Una bolla è un bene o un servizio che viene valutato molto di più di quello che potrebbe essere il suo valore di mercato “reale”.
Ci sono state molte bolle nella storia dell’umanità: la più famosa ed eclatante fu la bolla dei tulipani, poi la più recente ovvero la crisi economica dovuta alla bolla speculativa immobiliare USA dalla quale nel 2008 è nata la crisi dentro la quale siamo a piedi pari.
La bolla che più “ci appartiene” da un punto di vista Web, è quella detta delle dotcom, quella cioè che tra la fine degli anni ’90 e i primi 2000 distrusse il mercato della new economy che fino a un attimo prima sembrava la panacea economica assoluta.
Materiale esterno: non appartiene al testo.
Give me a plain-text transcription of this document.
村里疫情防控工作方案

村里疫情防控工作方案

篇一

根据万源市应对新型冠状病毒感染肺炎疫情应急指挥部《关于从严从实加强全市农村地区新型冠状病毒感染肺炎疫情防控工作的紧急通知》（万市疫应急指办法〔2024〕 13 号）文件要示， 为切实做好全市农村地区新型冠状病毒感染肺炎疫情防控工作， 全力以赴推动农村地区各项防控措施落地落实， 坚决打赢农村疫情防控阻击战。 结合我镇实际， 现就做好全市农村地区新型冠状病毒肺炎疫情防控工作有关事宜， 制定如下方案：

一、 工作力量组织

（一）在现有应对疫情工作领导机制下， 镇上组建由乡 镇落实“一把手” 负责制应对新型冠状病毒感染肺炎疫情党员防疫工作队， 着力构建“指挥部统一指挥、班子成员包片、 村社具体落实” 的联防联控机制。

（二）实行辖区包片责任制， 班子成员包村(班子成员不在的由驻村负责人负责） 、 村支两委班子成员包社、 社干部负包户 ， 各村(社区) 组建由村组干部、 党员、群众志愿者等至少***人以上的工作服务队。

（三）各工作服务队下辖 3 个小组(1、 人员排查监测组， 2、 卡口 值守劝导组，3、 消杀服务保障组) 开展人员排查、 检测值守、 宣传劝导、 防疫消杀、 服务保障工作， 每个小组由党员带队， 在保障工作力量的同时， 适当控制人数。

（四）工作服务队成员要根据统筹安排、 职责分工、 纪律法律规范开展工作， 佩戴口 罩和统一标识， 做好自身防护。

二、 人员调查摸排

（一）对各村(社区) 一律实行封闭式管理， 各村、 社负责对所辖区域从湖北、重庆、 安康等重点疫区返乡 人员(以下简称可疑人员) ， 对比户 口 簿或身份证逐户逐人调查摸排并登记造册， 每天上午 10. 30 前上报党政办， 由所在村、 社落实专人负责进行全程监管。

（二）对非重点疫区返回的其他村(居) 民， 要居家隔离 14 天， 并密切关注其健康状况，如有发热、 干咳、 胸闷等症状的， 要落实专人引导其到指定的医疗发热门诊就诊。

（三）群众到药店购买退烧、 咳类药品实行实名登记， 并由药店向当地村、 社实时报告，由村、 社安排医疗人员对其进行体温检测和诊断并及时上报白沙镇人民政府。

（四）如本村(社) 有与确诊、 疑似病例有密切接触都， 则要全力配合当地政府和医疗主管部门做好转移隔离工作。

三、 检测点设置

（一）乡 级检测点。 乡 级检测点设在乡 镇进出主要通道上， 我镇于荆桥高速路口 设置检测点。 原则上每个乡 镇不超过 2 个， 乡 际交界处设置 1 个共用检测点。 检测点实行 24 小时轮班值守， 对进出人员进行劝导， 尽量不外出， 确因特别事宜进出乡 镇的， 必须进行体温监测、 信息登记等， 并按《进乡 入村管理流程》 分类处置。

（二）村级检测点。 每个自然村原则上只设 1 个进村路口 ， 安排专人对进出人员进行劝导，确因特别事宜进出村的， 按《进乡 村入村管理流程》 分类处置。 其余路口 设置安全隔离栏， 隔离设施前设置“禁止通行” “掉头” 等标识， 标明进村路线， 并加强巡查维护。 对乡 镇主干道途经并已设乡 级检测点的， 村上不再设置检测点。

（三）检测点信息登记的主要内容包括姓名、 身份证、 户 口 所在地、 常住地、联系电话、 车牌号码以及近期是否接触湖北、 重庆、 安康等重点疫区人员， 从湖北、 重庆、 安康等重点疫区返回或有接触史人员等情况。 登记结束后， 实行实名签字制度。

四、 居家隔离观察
Tutti i motivi “tecnici” ed intrinsechi per cui siamo sull’orlo di una bolla li ho descritti nel post che ho citato, ma il punto che vorrei sollevare oggi è prettamente finanziario: è possibile che queste aziende abbiano un valore così sterminato?
Whatsapp ha quasi mezzo miliardo di utenti iscritti e circa il 70% sono attivi TUTTI I GIORNI (ed è questa la vera forza del servizio) quando il blasonatissimo Twitter ha poco meno di 250 milioni di iscritti e molto meno attivi.
Quindi, com’è possibile che anche un servizio come Twitter, che di fatto ha un sistema di business che ancora non lo sostiene, sia stato valutato in borsa sei volte il valore presunto di fatturato dell’anno dopo? Come è possibile avere tanta fiducia in un servizio che, in pratica, non ha trovato un modo di guadagnare?
E questo ci porta al secondo punto.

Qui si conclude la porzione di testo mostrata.